A mulher gaguejou. Encarou-o algum tempo, sem saber o que dizer.

—O senhor é... É policial?

—Isso importa?

—Eu não sei... Não sei!

—Conhecia estes homens?

—Eram clientes assíduos. Mas nunca perguntamos nada, sabe disso.

—O que você sabe?

A mulher olha ao redor, daí faz sinal com a cabeça para detrás de Abberline.

—Vê aquele homem? O de bigode cor de ferrugem?

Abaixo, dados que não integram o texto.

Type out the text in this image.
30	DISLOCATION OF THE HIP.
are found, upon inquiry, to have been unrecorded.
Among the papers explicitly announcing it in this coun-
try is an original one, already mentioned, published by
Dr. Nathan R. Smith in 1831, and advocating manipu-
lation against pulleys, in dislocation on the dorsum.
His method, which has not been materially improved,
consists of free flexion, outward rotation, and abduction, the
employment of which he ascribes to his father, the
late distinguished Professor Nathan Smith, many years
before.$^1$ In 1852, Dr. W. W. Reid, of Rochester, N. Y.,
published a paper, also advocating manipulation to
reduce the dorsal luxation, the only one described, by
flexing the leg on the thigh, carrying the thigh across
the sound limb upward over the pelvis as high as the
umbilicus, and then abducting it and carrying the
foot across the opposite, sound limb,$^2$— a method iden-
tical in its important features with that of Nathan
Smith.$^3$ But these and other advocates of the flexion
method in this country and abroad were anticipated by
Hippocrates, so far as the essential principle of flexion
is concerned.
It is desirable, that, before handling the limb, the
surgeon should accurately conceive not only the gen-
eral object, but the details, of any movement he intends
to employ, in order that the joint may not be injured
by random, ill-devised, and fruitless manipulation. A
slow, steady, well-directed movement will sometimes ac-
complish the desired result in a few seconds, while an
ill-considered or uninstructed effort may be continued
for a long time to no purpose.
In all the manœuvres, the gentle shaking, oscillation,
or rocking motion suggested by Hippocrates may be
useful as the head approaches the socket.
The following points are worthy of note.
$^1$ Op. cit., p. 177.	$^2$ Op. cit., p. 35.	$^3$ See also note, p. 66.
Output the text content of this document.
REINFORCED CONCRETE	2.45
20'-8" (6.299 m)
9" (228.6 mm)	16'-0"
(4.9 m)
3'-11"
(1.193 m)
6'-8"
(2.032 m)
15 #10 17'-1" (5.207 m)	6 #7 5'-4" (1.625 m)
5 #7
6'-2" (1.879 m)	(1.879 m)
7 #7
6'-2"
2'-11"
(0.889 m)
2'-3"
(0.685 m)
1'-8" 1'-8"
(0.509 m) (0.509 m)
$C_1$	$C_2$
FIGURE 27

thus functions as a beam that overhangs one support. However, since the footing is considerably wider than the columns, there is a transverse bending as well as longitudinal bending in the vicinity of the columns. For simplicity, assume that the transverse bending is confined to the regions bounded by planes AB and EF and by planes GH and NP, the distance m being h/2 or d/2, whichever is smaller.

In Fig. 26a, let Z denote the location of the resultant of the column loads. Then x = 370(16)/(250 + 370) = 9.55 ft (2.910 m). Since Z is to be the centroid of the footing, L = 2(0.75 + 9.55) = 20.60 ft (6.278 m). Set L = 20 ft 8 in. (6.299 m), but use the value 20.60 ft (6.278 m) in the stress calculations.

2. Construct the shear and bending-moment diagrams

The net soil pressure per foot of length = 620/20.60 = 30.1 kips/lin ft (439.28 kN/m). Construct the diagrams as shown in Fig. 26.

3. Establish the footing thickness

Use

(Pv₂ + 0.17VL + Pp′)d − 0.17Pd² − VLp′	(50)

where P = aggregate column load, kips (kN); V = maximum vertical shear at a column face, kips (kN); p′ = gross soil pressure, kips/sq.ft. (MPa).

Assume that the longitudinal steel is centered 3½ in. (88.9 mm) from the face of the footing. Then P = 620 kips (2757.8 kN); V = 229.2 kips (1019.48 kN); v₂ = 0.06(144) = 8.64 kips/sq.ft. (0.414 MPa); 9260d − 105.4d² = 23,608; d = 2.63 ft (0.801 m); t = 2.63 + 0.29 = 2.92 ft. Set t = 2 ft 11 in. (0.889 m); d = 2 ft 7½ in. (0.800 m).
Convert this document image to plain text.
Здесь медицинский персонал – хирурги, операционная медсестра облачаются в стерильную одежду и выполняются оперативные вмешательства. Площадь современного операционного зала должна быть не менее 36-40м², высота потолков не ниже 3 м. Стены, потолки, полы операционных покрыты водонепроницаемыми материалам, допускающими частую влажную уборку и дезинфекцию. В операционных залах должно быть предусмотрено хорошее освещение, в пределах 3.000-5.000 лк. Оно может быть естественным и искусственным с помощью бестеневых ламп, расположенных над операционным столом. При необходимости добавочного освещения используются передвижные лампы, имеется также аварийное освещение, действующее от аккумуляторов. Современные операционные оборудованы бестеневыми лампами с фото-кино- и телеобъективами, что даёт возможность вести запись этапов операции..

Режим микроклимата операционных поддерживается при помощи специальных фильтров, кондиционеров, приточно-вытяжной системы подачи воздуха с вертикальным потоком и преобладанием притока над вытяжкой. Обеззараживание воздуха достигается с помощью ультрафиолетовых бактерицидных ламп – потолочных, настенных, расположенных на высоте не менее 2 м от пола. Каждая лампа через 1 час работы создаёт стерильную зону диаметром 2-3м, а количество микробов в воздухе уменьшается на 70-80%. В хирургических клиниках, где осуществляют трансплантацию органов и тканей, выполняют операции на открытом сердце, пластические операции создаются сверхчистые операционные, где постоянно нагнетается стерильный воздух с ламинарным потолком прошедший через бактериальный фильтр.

Abberline vira-se discretamente.

—O que tem ele?

—Trabalhavam juntos, todos eles. Não sei para quem trabalhavam. Mas estão sempre juntos, conversando e uma vez todos se juntaram para bater num outro sujeito. É tudo o que sei.

Abberline assentiu com a cabeça, colocando duas notas sobre o balcão. A mulher sorriu brilhantemente.

—Qual é seu nome?

—Georgie.

—Obrigado, Georgie. Posso precisar novamente de sua ajuda.

—Quando quiser, bonitão.

Sherlock caminhou até a cortina, passando por ela sem ser percebido e vendo-se num longo corredor de madeira velha, que levava a uma porta fechada. Ele caminhou até ela, encostando o ouvido e esforçando-se para isolar o som que vinha de detrás da porta de todo o resto que vinha de fora.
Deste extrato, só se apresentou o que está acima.